Der Millivolt-Universalist

Ralf Neumann


Editorial

Rätsel

(26.04.2018) Esoteriker bemühen seinen Namen. Dabei machte er grundsolide Forschung. Nur am Ende seines Lebens übertrieb er deren Bedeutung.

Die sogenannte Energetische Psychologie beruft sich nicht nur, aber auch auf ihn. Ebenso fällt sein Name häufiger, wenn es um die Grundlagen von Rupert Sheldrakes Theorie der Morphogenetischen Felder geht. Und sogar unter dem Stichwort „Spirituelles Gärtnern“ werden Erkenntnisse unseres Gesuchten bemüht, wenn dessen Anhänger ihrem Treiben mal wieder ein wissenschaftliches Fundament geben wollen.

Suchen wir etwa einen auf esoterischen Pfaden wandelnden Pseudowissenschaftler?

Keineswegs. Immerhin durchlief unser Gesuchter von 1915 bis 1958 sämtliche akademischen Karrierestationen an einer absoluten Elite-Universität der USA, wo er gar 1929 für knapp dreißig Jahre den Lehrstuhl für Neuroanatomie besetzte.

Sicher, auch das muss nicht unbedingt vor Irrwegen schützen. Machen wir uns daher lieber ein Bild von unserem Gesuchten, indem wir uns das Schlüsselexperiment seines Forscherlebens anschauen...

Editorial

Ermöglicht wurde dieses durch die Entwicklung einer speziellen Voltmeter-Vorrichtung, mit dem es dem Sohn eines Ökonomieprofessors erstmals gelang, Spannungen in der Größenordnung von 10 Mikrovolt zu messen. Der zweite Weltkrieg stand unmittelbar vor der Tür, als der damals schon fünfzigjährige Schnauzbartträger damit seine erste Messung an einer unbefruchteten Salamander-Eizelle durchführte. Nachdem er zudem alle erdenklichen Kontrollen durchgemessen hatte, stand fest: Das Salamander-Ei war umgeben von einem elektrischen Feld, welches es selbst verursachte.
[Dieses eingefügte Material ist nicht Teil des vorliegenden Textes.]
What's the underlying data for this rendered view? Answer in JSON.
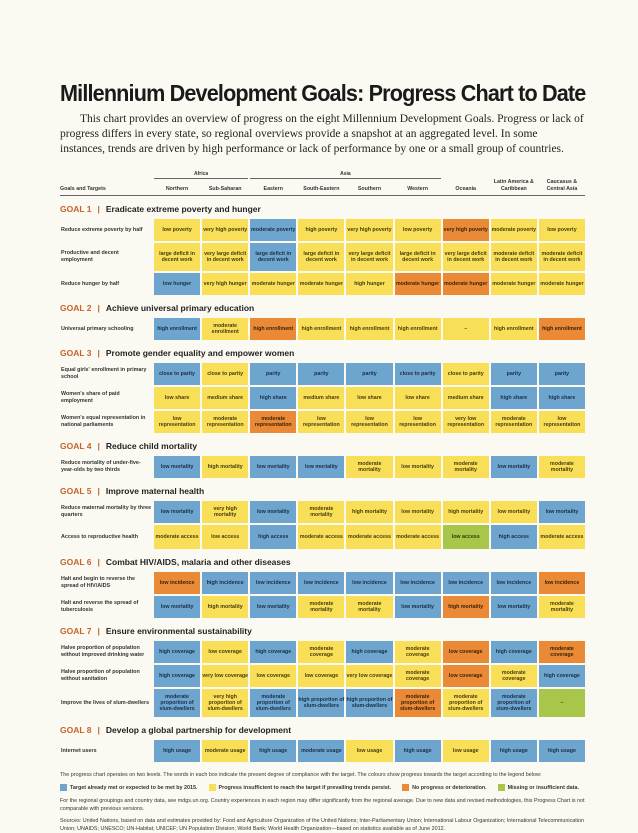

Allerdings war es nicht homogen. Vielmehr gab es an einer bestimmten Stelle des Eizellen-Äquators einen Punkt höchster Spannung, während der genau gegenüber liegende Punkt die geringste Spannung aufwies. Unser Gesuchter, der in dieser Zeit übrigens auch mit überaus passabler Landschaftsmalerei aufgefallen war, nahm daraufhin hundert weitere Salamander-Eizellen, bestimmte für jede einzelne diese beiden Extrempunkte und markierte sie farblich. Daraufhin befruchtete er sie und stellte ohne Ausnahme fest, dass der Pol mit der höchsten Spannung mit dem späteren Ort des Salamanderkopfes übereinstimmte, während umgekehrt der Eipol mit der niedrigsten Spannung sich zum Salamanderschwanz entwickelte. Das gleiche Ergebnis erhielt er anschließend noch mit Froscheiern und Hühnerembryonen – sodass er schließlich die Hypothese aufstellte, dass der Ort der maximalen Spannung auf der Eioberfläche die Ausrichtung des Nervensystems entlang der Kopf-Schwanz-Achse im erwachsenen Tier vorgibt. Und dies bereits vor der Befruchtung.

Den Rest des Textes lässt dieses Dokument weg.